Hemşireliğin birleştirici bir etik anlayışı vardır. Hemşireler,değerlendirme yaparken sadece test sonuçlarını dikkate almazlar. Objektif bir bakış açısıyla hasta bireyin fizyolojik, biyolojik ve davranışsal ihtiyaçlarını da değerlendirirler. 

Uzmanlığı ne olursa olsun tüm hemşireler aynı hemşirelik sürecini kullanır. Değerlendirme,teşhis,planlama, uygulama ve tekrar değerlendirme. 

Hemşireler, ilk değerlendirme olarak hastaları sosyoekonomik,fiziksel ve yaşam tarzı olarak gözlemler. Bunun sonucunda hasta davranışlarını dikkate alarak bir teşhis koyar. Plânlama yaparak hastanın tedavisi için gerekli bakım planını ve uygun yaklaşımı belirler. Bu hedefleri daha sonra yakından tekrar kontrol eder. Bakım planını doğru bir şekilde uygulayarak, ilerlemelerini belgelerken hasta için bakımın etkinliğini gözlemler. Hemşire, bakım planının etkinliğini yakından analiz ederek ve hasta tepkisini inceleyerek, en iyi hasta sonuçlarını elde etmek için planı geliştirir. Uygulamalarını dikkatli kontroller çerçevesinde gerçekleştirir. Bu süreçte hastanın ihtiyaçlarını takip eder. Toparlayıcı, pozitif yaklaşımla hasta bireylerle güven ortamını oluşturur. Tedavi süreci sonunda kat edilen yol için tekrar bir değerlendirme yapar. 

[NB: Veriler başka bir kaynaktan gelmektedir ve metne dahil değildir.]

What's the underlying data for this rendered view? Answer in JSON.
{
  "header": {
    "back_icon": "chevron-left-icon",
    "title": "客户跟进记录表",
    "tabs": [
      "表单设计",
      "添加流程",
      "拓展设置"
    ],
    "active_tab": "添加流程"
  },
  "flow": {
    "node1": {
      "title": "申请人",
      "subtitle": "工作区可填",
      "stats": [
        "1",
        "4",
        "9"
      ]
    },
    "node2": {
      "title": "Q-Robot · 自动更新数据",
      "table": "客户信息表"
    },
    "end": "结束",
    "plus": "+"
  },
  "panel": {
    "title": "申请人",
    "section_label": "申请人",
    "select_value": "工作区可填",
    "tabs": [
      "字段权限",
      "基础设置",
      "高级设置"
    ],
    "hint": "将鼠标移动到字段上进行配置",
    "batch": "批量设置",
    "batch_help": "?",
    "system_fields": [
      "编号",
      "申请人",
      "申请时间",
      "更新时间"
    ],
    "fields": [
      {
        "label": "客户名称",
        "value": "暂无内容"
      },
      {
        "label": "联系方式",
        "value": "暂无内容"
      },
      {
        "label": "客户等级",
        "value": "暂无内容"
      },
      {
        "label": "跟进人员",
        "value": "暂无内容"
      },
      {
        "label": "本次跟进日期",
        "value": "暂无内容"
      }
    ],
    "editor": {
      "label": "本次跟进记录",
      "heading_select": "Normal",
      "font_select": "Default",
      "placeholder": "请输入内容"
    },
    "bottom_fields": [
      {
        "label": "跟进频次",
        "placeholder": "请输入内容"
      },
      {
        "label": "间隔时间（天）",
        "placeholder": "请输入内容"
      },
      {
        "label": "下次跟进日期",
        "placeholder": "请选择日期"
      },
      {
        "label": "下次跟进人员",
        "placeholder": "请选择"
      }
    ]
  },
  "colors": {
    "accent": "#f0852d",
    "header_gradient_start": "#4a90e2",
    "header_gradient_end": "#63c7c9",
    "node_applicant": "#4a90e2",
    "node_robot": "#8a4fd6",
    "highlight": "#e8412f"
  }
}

Hemşirelik, sağlık sisteminin bel kemiğidir. Sağlık profesyonellerinin her biriyle temas halinde olan, bi nevi hasta ve sağlık profesyonelleri arasındaki köprüdür. Bu köprünün çökmesi, aradaki bağın kopmasına ve sağlıklı bir iletişimin sağlanmamasına sebep olur.

Meslek hayatımın 11.yılında,işini çok severek ve gururla yapan birçok meslektaşım gibi çalışma şartlarının iyileştirilmesini,çok iş az personel anlayışının ortadan kaldırılmasını,çalışma saatlerinin düzeltilmesini ve motivasyona dayalı bir sağlık sisteminin geliştirilmesini arzu ediyoruz. 

Ulusal Hemşireler Günümüz Kutlu Olsun.